Harnessing Computer Vision with Amazon Rekognition

In this article, we will delve into the world of Computer Vision and learn about Amazon Rekognition and its facets. We will explore how to utilize Amazon Rekognition API to analyze images and use these analyses for our own consumption. With Amazon Rekognition, you can do a lot of things, such as face analysis, text extraction, video analysis, and more.

Posted Nov 3, 2024

By Mark Jaily Peña

13 min read

Harnessing Computer Vision with Amazon Rekognition

✨ Introduction

Have you ever wondered how self-driving cars navigate busy streets or how your smartphone recognizes your face to unlock? These are real-life examples of computer vision in action. Computer vision is a field of computer science that focuses on enabling computers to identify and understand objects and people in images and videos. It seeks to perform and automate tasks mimicking how humans would see and interpret what they see.

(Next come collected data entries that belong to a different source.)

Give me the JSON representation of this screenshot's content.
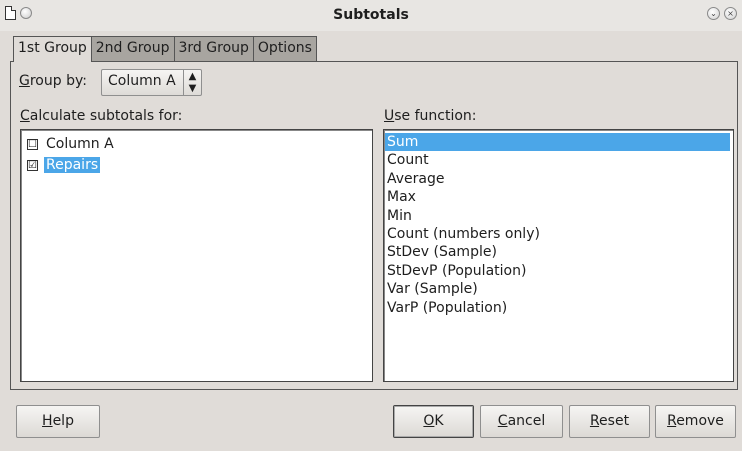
{
  "window": {
    "title": "Subtotals"
  },
  "tabs": [
    {
      "label": "1st Group",
      "active": true
    },
    {
      "label": "2nd Group",
      "active": false
    },
    {
      "label": "3rd Group",
      "active": false
    },
    {
      "label": "Options",
      "active": false
    }
  ],
  "group_by": {
    "label_accel": "G",
    "label_rest": "roup by:",
    "value": "Column A"
  },
  "calc_subtotals": {
    "label_accel": "C",
    "label_rest": "alculate subtotals for:",
    "items": [
      {
        "label": "Column A",
        "checked": false,
        "selected": false,
        "mark": "☐"
      },
      {
        "label": "Repairs",
        "checked": true,
        "selected": true,
        "mark": "☑"
      }
    ]
  },
  "use_function": {
    "label_accel": "U",
    "label_rest": "se function:",
    "items": [
      {
        "label": "Sum",
        "selected": true
      },
      {
        "label": "Count",
        "selected": false
      },
      {
        "label": "Average",
        "selected": false
      },
      {
        "label": "Max",
        "selected": false
      },
      {
        "label": "Min",
        "selected": false
      },
      {
        "label": "Count (numbers only)",
        "selected": false
      },
      {
        "label": "StDev (Sample)",
        "selected": false
      },
      {
        "label": "StDevP (Population)",
        "selected": false
      },
      {
        "label": "Var (Sample)",
        "selected": false
      },
      {
        "label": "VarP (Population)",
        "selected": false
      }
    ]
  },
  "buttons": {
    "help": {
      "accel": "H",
      "rest": "elp"
    },
    "ok": {
      "accel": "O",
      "rest": "K"
    },
    "cancel": {
      "accel": "C",
      "rest": "ancel"
    },
    "reset": {
      "accel": "R",
      "rest": "eset"
    },
    "remove": {
      "accel": "R",
      "rest": "emove"
    }
  },
  "colors": {
    "selection": "#4ba6e8",
    "window_bg": "#e0dcd8"
  },
  "icons": {
    "document": "document-icon",
    "menu": "window-menu-icon",
    "minimize": "chevron-down-icon",
    "close": "close-icon"
  }
}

Computer vision applications work by using algorithms trained on large amounts of visual data, such as images and videos. These algorithms are powered by machine learning, artificial intelligence, and deep learning. They recognize patterns in this visual data and use those patterns to determine the content of other images or videos. Computer vision can be run in the cloud or on-premises.

🔎 What is Amazon Rekognition?

Amazon Rekognition is a cloud-based image and video analysis service that allows you to seamlessly integrate advanced computer vision capabilities into your own applications. The service is fully managed by AWS, is built on proven deep learning technology, and requires no machine learning expertise to use.

Why should we use Amazon Rekognition when dealing with computer vision applications?

How Amazon Rekognition Leverages Computer Vision?

When developing image or video analysis models, time becomes an essential factor. This process revolves around extensive data gathering, provisioning, and training of the models. These processes can potentially be time-consuming, ineffective, and costly. Amazon Rekognition addresses these challenges by offering pre-trained, high-performance computer vision models that are ready to use out of the box. You don’t have to worry, as Amazon Rekognition eliminates the need for extensive data collection and the lengthy training period associated with developing models from scratch.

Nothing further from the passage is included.